DeepMind's library for building modular robotic manipulation environments, both in simulation and on real robots.
An quick-start introductory tutorial can be found at this Colab:
MoMa builds on DeepMind's Composer library (part of dm_control
).
Composer helps build simulation environments for reinforcement-learning,
providing tools to define actions, observations, and rewards based on MuJoCo
entities.
MoMa wraps Composer to make it easy to build manipulation environments, and the abstractions MoMa introduces allow these environments to work in both simulation and the real world.
MoMa is designed to be modular with respect to the robots in an environment, whether running in simulation or reality, and the task-specific game logic for a single RL environment.
MoMa does this by separating an RL environment into 2 components, the physical setup and the task logic.
MoMa enforces that the only way to interact with an RL environment is via a set of sensors and effectors, which define the input-output interface of the environment.

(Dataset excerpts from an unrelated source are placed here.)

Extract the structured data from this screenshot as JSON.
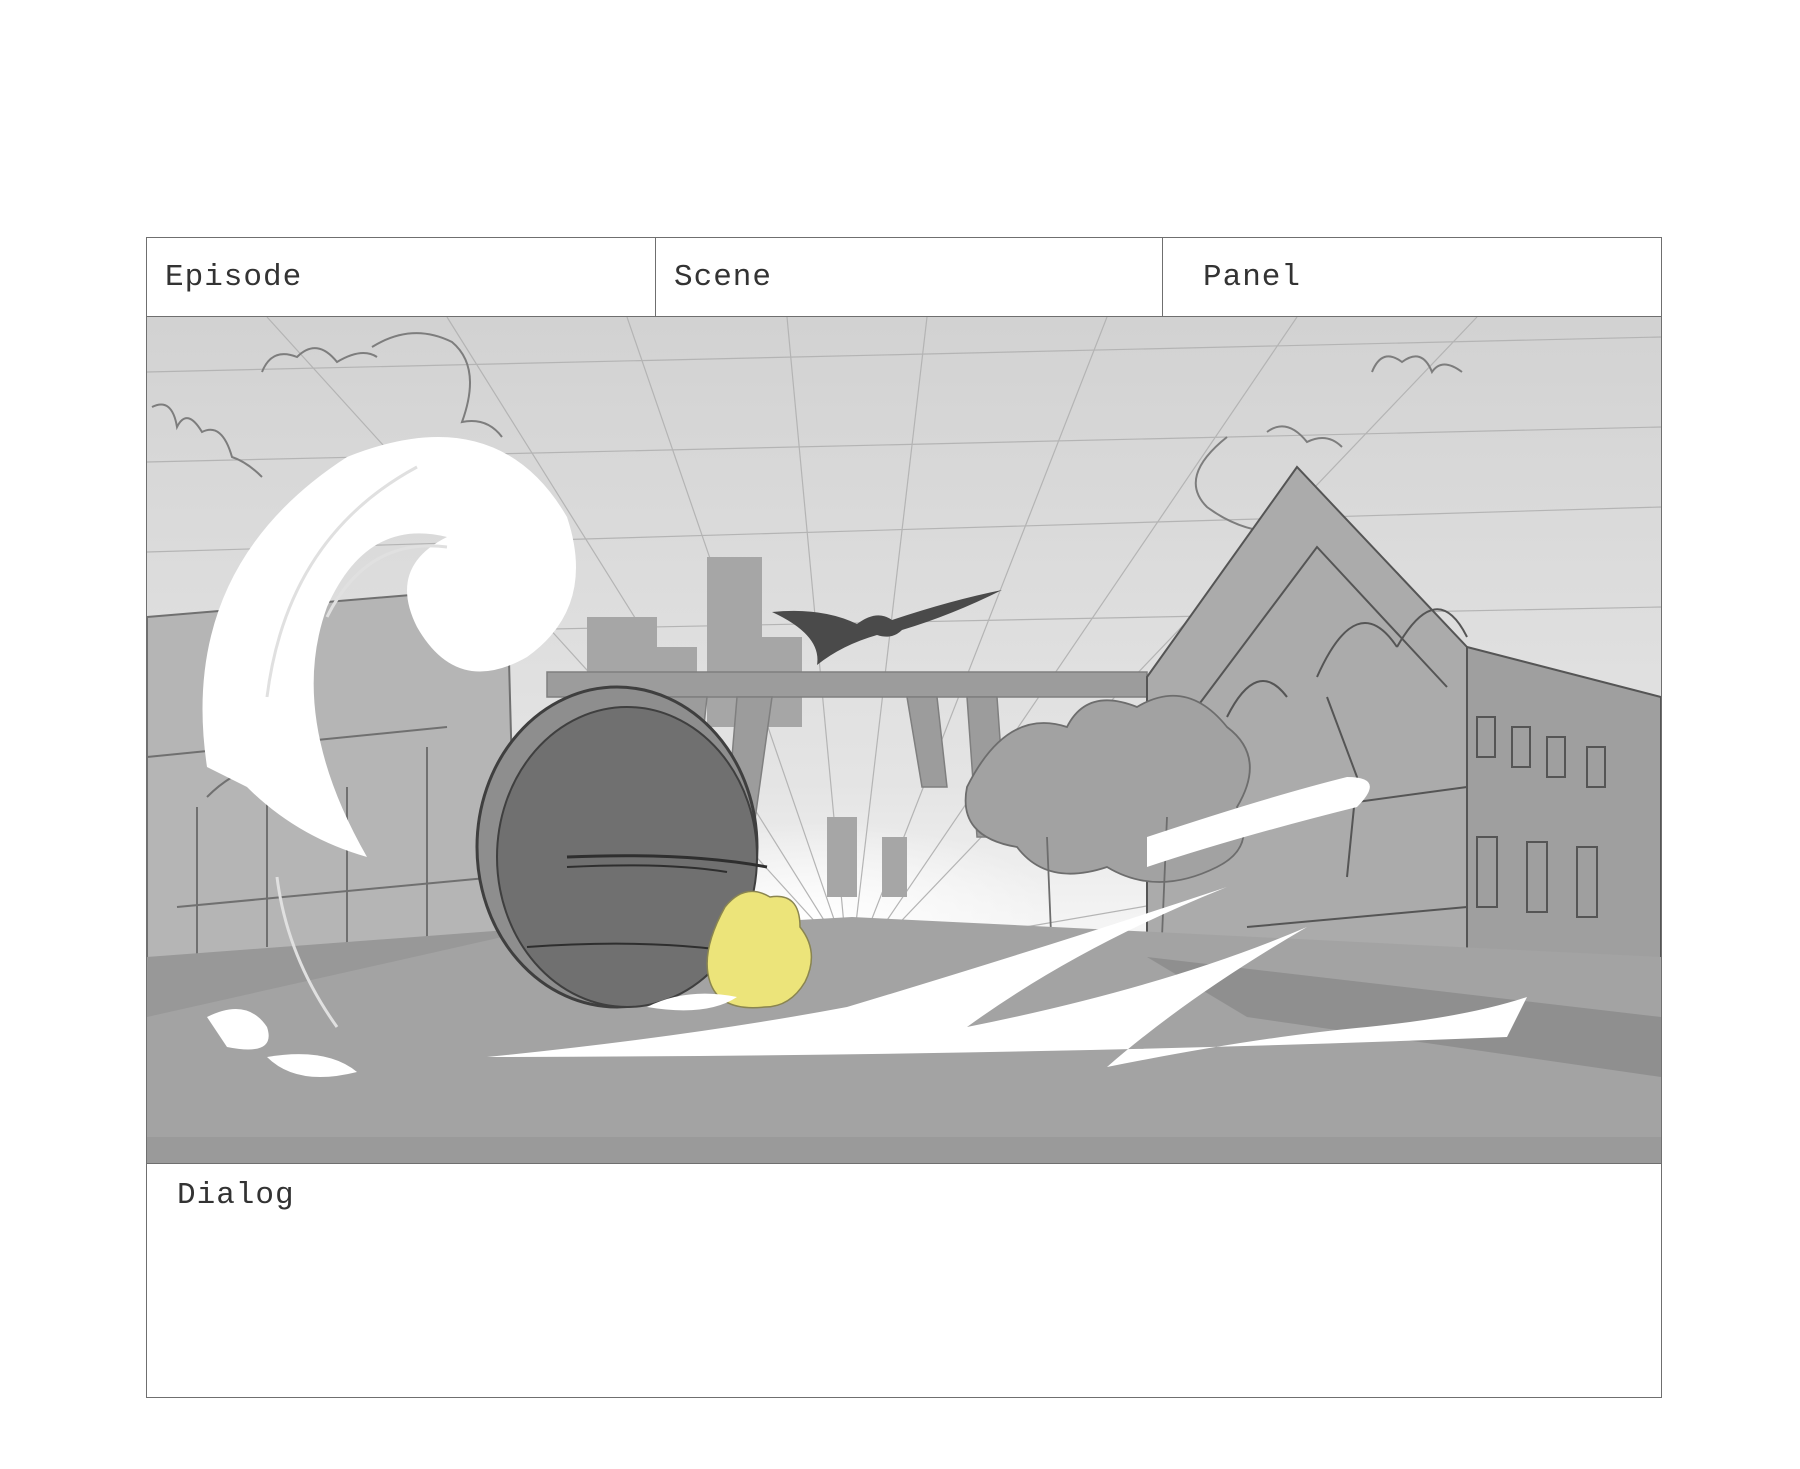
{
  "header": {
    "episode_label": "Episode",
    "scene_label": "Scene",
    "panel_label": "Panel"
  },
  "dialog": {
    "label": "Dialog"
  },
  "colors": {
    "border": "#6f6f6f",
    "sky": "#dedede",
    "ground": "#9a9a9a",
    "splash": "#ffffff",
    "character": "#ece47a",
    "wheel": "#6e6e6e"
  }
}
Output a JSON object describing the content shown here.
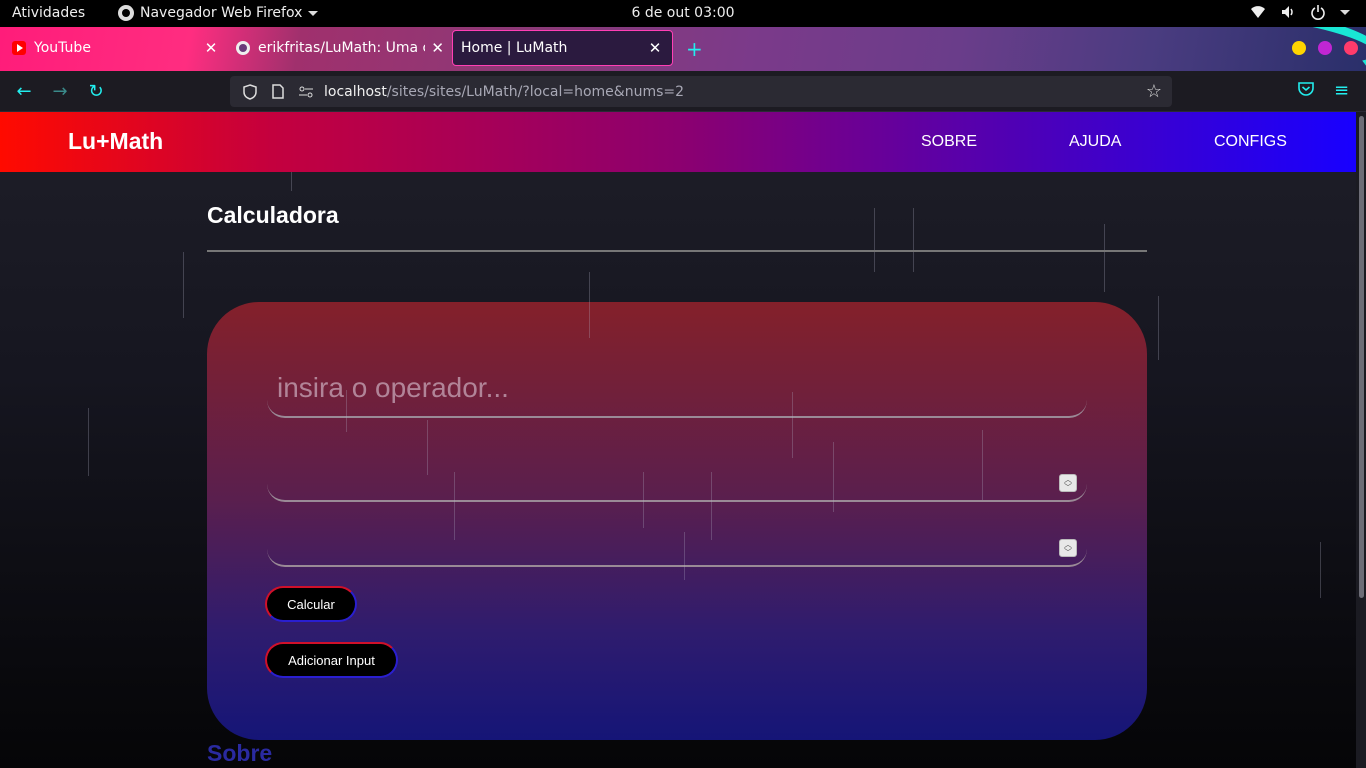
{
  "system_bar": {
    "activities": "Atividades",
    "app_name": "Navegador Web Firefox",
    "clock": "6 de out  03:00"
  },
  "browser": {
    "tabs": [
      {
        "title": "YouTube",
        "icon": "youtube-icon",
        "active": false
      },
      {
        "title": "erikfritas/LuMath: Uma calculadora",
        "icon": "github-icon",
        "active": false
      },
      {
        "title": "Home | LuMath",
        "icon": "none",
        "active": true
      }
    ],
    "url": {
      "host": "localhost",
      "path": "/sites/sites/LuMath/?local=home&nums=2"
    },
    "theme_colors": {
      "accent": "#19e7d5",
      "tab_gradient_start": "#ff1c7a",
      "window_dots": [
        "#ffd500",
        "#c026d3",
        "#ff3b6b"
      ]
    }
  },
  "site": {
    "logo": "Lu+Math",
    "nav": [
      "SOBRE",
      "AJUDA",
      "CONFIGS"
    ],
    "header_gradient": [
      "#ff0a00",
      "#8c006f",
      "#1800ff"
    ]
  },
  "calculator": {
    "title": "Calculadora",
    "operator_placeholder": "insira o operador...",
    "number_inputs": [
      {
        "value": ""
      },
      {
        "value": ""
      }
    ],
    "buttons": {
      "calculate": "Calcular",
      "add_input": "Adicionar Input"
    }
  },
  "next_section": {
    "title": "Sobre"
  }
}
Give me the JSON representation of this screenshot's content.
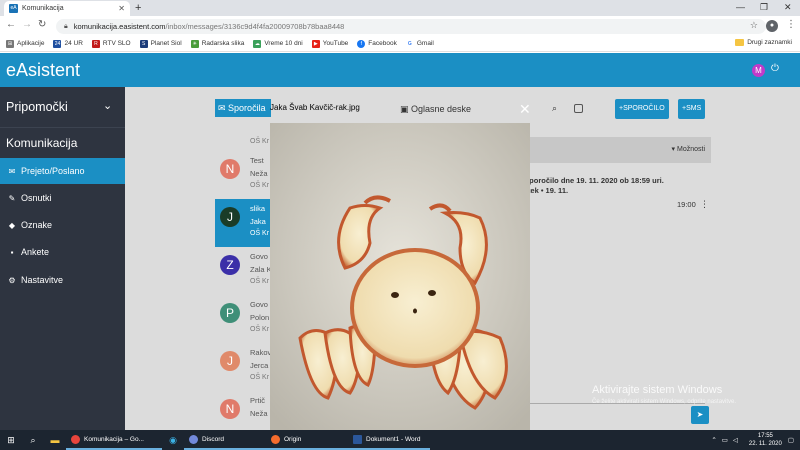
{
  "browser": {
    "tab_title": "Komunikacija",
    "tab_favicon": "eA",
    "url_host": "komunikacija.easistent.com",
    "url_path": "/inbox/messages/3136c9d4f4fa20009708b78baa8448",
    "bookmarks": [
      "Aplikacije",
      "24 UR",
      "RTV SLO",
      "Planet Siol",
      "Radarska slika",
      "Vreme 10 dni",
      "YouTube",
      "Facebook",
      "Gmail"
    ],
    "bookmark_icons": [
      "⊞",
      "24",
      "R",
      "S",
      "✳",
      "☁",
      "▶",
      "f",
      "G"
    ],
    "other_bookmarks": "Drugi zaznamki",
    "profile_icon": "person-icon"
  },
  "app": {
    "logo": "eAsistent",
    "user_initial": "M"
  },
  "sidebar": {
    "tools_label": "Pripomočki",
    "section_label": "Komunikacija",
    "items": [
      {
        "label": "Prejeto/Poslano",
        "icon": "✉"
      },
      {
        "label": "Osnutki",
        "icon": "✎"
      },
      {
        "label": "Oznake",
        "icon": "◆"
      },
      {
        "label": "Ankete",
        "icon": "▪"
      },
      {
        "label": "Nastavitve",
        "icon": "⚙"
      }
    ]
  },
  "toolbar": {
    "sporocila": "Sporočila",
    "oglasne": "Oglasne deske",
    "new_message": "SPOROČILO",
    "sms": "SMS",
    "moznosti": "Možnosti"
  },
  "messages": [
    {
      "initial": "N",
      "title": "Test",
      "sender": "Neža",
      "org": "OŠ Kr",
      "color": "#e07a6a"
    },
    {
      "initial": "J",
      "title": "slika",
      "sender": "Jaka",
      "org": "OŠ Kr",
      "color": "#1a3c28"
    },
    {
      "initial": "Z",
      "title": "Govo",
      "sender": "Zala K",
      "org": "OŠ Kr",
      "color": "#3b2fa8"
    },
    {
      "initial": "P",
      "title": "Govo",
      "sender": "Polon",
      "org": "OŠ Kr",
      "color": "#3f8f78"
    },
    {
      "initial": "J",
      "title": "Rakov",
      "sender": "Jerca",
      "org": "OŠ Kr",
      "color": "#e08a6a"
    },
    {
      "initial": "N",
      "title": "Prtič",
      "sender": "Neža",
      "org": "OŠ Kr",
      "color": "#e07a6a"
    }
  ],
  "top_org": "OŠ Kr",
  "detail": {
    "line1": "sporočilo dne 19. 11. 2020 ob 18:59 uri.",
    "line2": "rtek • 19. 11.",
    "time": "19:00"
  },
  "lightbox": {
    "filename": "Jaka Švab Kavčič-rak.jpg"
  },
  "watermark": {
    "line1": "Aktivirajte sistem Windows",
    "line2": "Če želite aktivirati sistem Windows, odprite nastavitve."
  },
  "taskbar": {
    "apps": [
      {
        "label": "Komunikacija – Go...",
        "color": "#e8453c"
      },
      {
        "label": "Discord",
        "color": "#7289da"
      },
      {
        "label": "Origin",
        "color": "#f56c2d"
      },
      {
        "label": "Dokument1 - Word",
        "color": "#2b579a"
      }
    ],
    "time": "17:55",
    "date": "22. 11. 2020"
  }
}
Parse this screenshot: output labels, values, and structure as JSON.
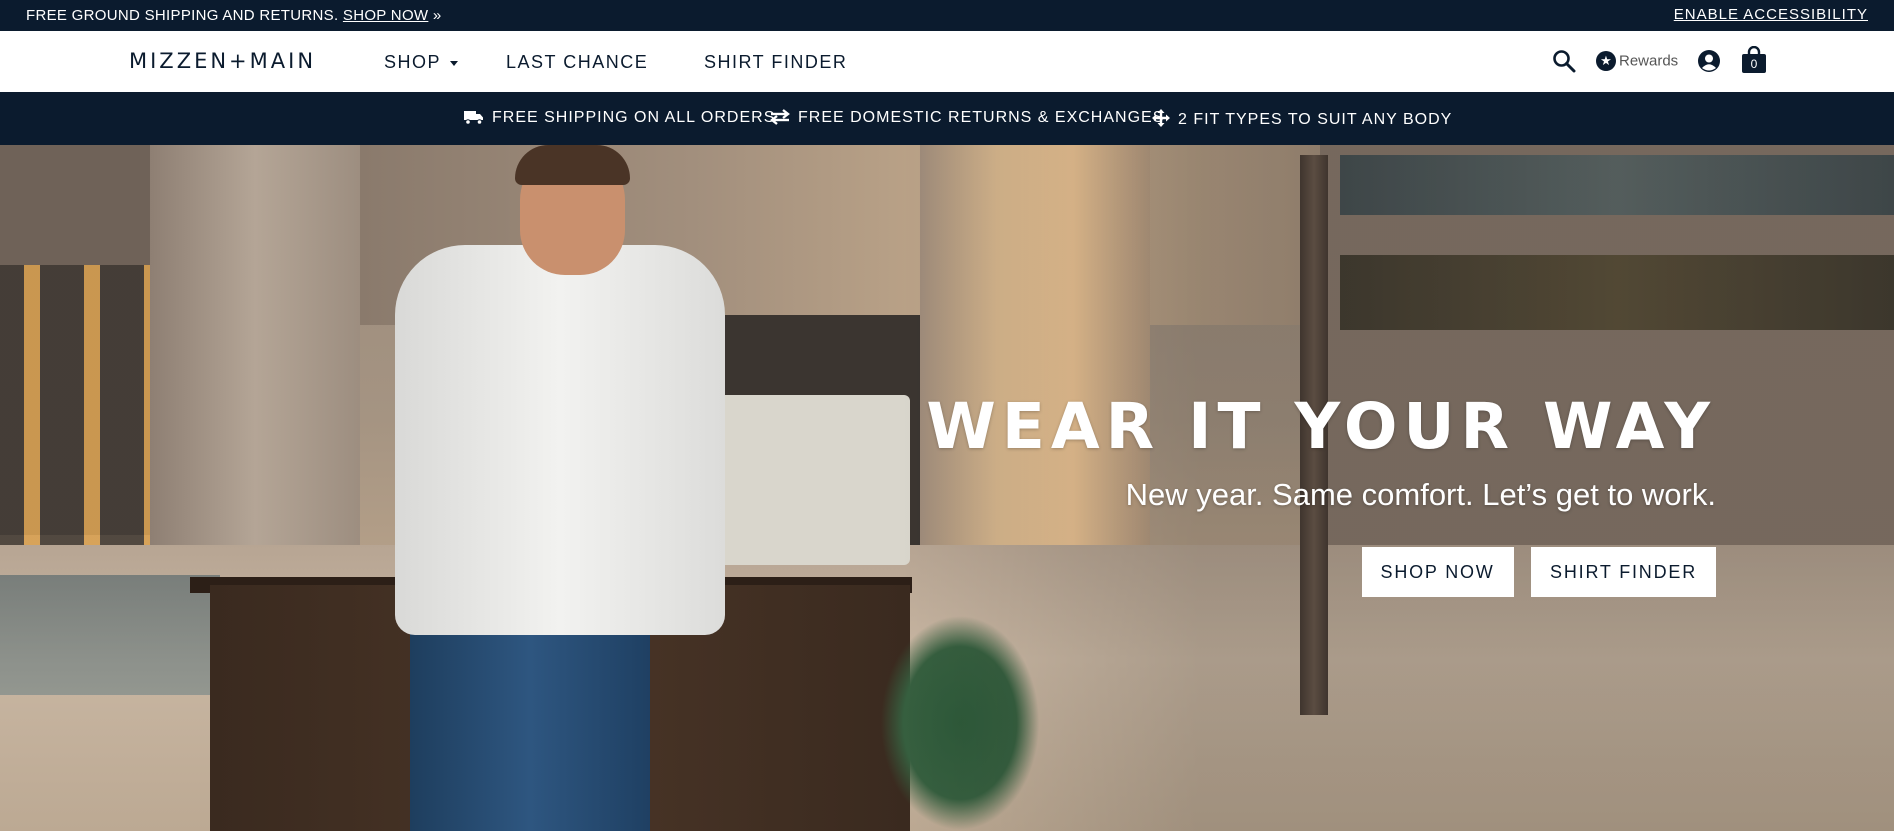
{
  "top_bar": {
    "promo_text": "FREE GROUND SHIPPING AND RETURNS.",
    "promo_link": "SHOP NOW",
    "promo_suffix": "»",
    "accessibility": "ENABLE ACCESSIBILITY"
  },
  "nav": {
    "logo": "MIZZEN+MAIN",
    "items": [
      {
        "label": "SHOP"
      },
      {
        "label": "LAST CHANCE"
      },
      {
        "label": "SHIRT FINDER"
      }
    ],
    "rewards_label": "Rewards",
    "cart_count": "0",
    "icons": {
      "search": "search-icon",
      "rewards": "star-icon",
      "account": "account-icon",
      "cart": "shopping-bag-icon"
    }
  },
  "benefits": [
    {
      "icon": "truck-icon",
      "label": "FREE SHIPPING ON ALL ORDERS"
    },
    {
      "icon": "exchange-arrows-icon",
      "label": "FREE DOMESTIC RETURNS & EXCHANGES"
    },
    {
      "icon": "move-arrows-icon",
      "label": "2 FIT TYPES TO SUIT ANY BODY"
    }
  ],
  "hero": {
    "title": "WEAR IT YOUR WAY",
    "subtitle": "New year. Same comfort. Let’s get to work.",
    "buttons": [
      {
        "label": "SHOP NOW"
      },
      {
        "label": "SHIRT FINDER"
      }
    ]
  },
  "colors": {
    "navy": "#0b1b2e",
    "white": "#ffffff"
  }
}
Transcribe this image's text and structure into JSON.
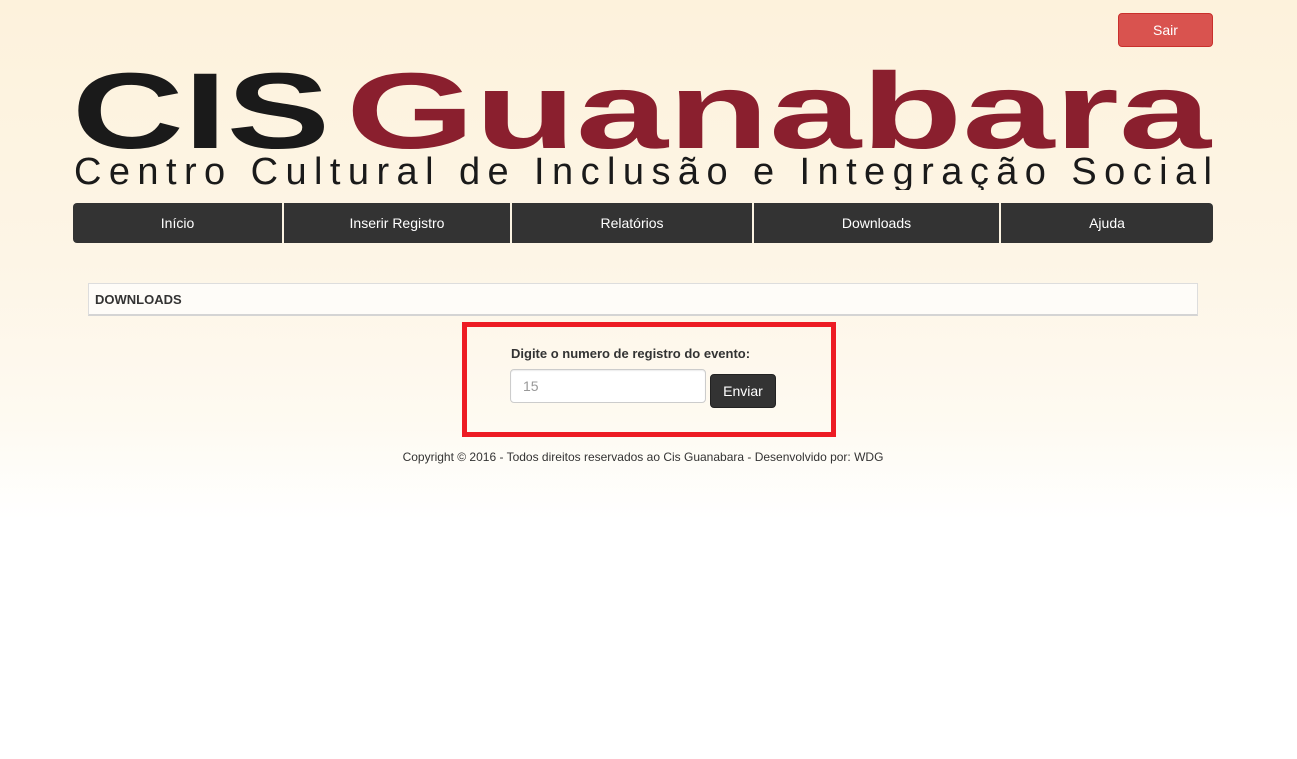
{
  "header": {
    "logout_label": "Sair",
    "logo": {
      "part1": "CIS",
      "part2": "Guanabara",
      "tagline": "Centro Cultural de Inclusão e Integração Social"
    }
  },
  "nav": {
    "items": [
      {
        "label": "Início"
      },
      {
        "label": "Inserir Registro"
      },
      {
        "label": "Relatórios"
      },
      {
        "label": "Downloads"
      },
      {
        "label": "Ajuda"
      }
    ]
  },
  "panel": {
    "title": "DOWNLOADS"
  },
  "form": {
    "label": "Digite o numero de registro do evento:",
    "placeholder": "15",
    "value": "",
    "submit_label": "Enviar"
  },
  "footer": {
    "text": "Copyright © 2016 - Todos direitos reservados ao Cis Guanabara - Desenvolvido por: WDG"
  },
  "colors": {
    "logo_dark": "#1a1a1a",
    "logo_accent": "#8a1f2e",
    "logout_button": "#d9534f",
    "nav_background": "#333333",
    "highlight_border": "#ed1c24"
  }
}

Sensors provide an abstraction for real hardware sensors, but they can be
used in simulation as well. They read in information from the simulated or
real world and produce the observations in an RL environment. The sensors
package provides several ready-to-use sensors. You will see examples of sensors
that are used to collect robot joint positions, object positions, gripper
state, etc.
Effectors consume the actions in an RL environment and actuate robots, again
either in simulation or the real world. The effectors
package provides
several commonly-used effectors.
At MoMa's core is BaseTask
, a variant of composer.Task
which contains a
set of sensors and effectors. With this abstraction, BaseTask
can encapsulate
a manipuation environment for any robot arm(s) and gripper(s), in either
simulation or in reality.
BaseTask
represents a "physical" environment (e.g. a single Sawyer
arm and Robotiq gripper with 2 cameras, running either in simulation or
reality), but that alone doesn't define a complete RL environment. For an RL
environment, we need to define the agent's actions, the observations, and the
rewards.
We use 2 abstractions from DeepMind's AgentFlow to help define things.
-
agentflow.ActionSpace
maps the agent's actions to a new space or to relevant effectors in theBaseTask
. -
agentflow.TimestepPreprocessor
modifies the base RL timestep before returning it to the agent. They can be used to modify observations, add rewards, etc. They can also be chained together. The name "timestep preprocessor" comes from the fact that the timestep is preprocessed before being passed on to the agent. Theagentflow.preprocessors
package contains many useful, ready-to-use timestep preprocessors.
Together, the ActionSpace
and TimestepPreprocessor
define the "game logic"
for an RL environment, and they are housed inside an agentflow.SubTask
.
If you have a fixed physical setup and you just want to change the task, all
you need to change is the af.SubTask
. Likewise, if you have a single task but
want to switch the hardware or switch between sim and real, you can fix the
af.SubTask
and just change the BaseTask
. See the AgentFlow documentation
for more information.
In cases where there is only one objective for the RL agent (i.e. one instance
of the game-logic), you can use MoMa's SubtaskEnvironment, which exposes a
single agentflow.SubTask
with Deepmind's standard RL environment interface,
dm_env.Environment.
Here is a diagram presenting the different components of a MoMa subtask environment along with an explanation of information flow and different links to the code.
-
The agent sends an action to a MoMa
SubTaskEnvironment
which serves as a container for the different components used in a task. The action is passed to an AgentFlowActionSpace
that projects the agent's action to a new action space that matches the spec of the underlying effector(s). -
The projected action is given to effectors. This allows us to use both sim or real robots for the same task.
-
The effectors then actuate the robots either in sim or in real.
-
The sensors then collect information from the robotics environment. Sensors are an abstraction layer for both sim and real, similar to Effectors.
-
The
BaseTask
then passes the timestep to an AgentFlowTimestepPreprocessor
. The preprocessor can change the timestep's observations and rewards, and it can terminate an RL episode if some termination criteria are met. -
The modified timestep is then passed on to the agent.
Given a single BaseTask
which represents a collection of robots and sensors,
we can support multiple RL tasks and "flow" between them. Each RL task is an
agentflow.SubTask
, containing its own "game logic" specifying the agent's
action space, observations, rewards, and episode termination criteria.
AgentFlow contains utilities to specify these different subtasks and define how the agent can move from subtask to subtask. Please see the AgentFlow docs for more information.
To build a new MoMa environment, you can use the subtask_env_builder pattern. An example of this pattern can be found in our example task and in the tutorial linked at the top.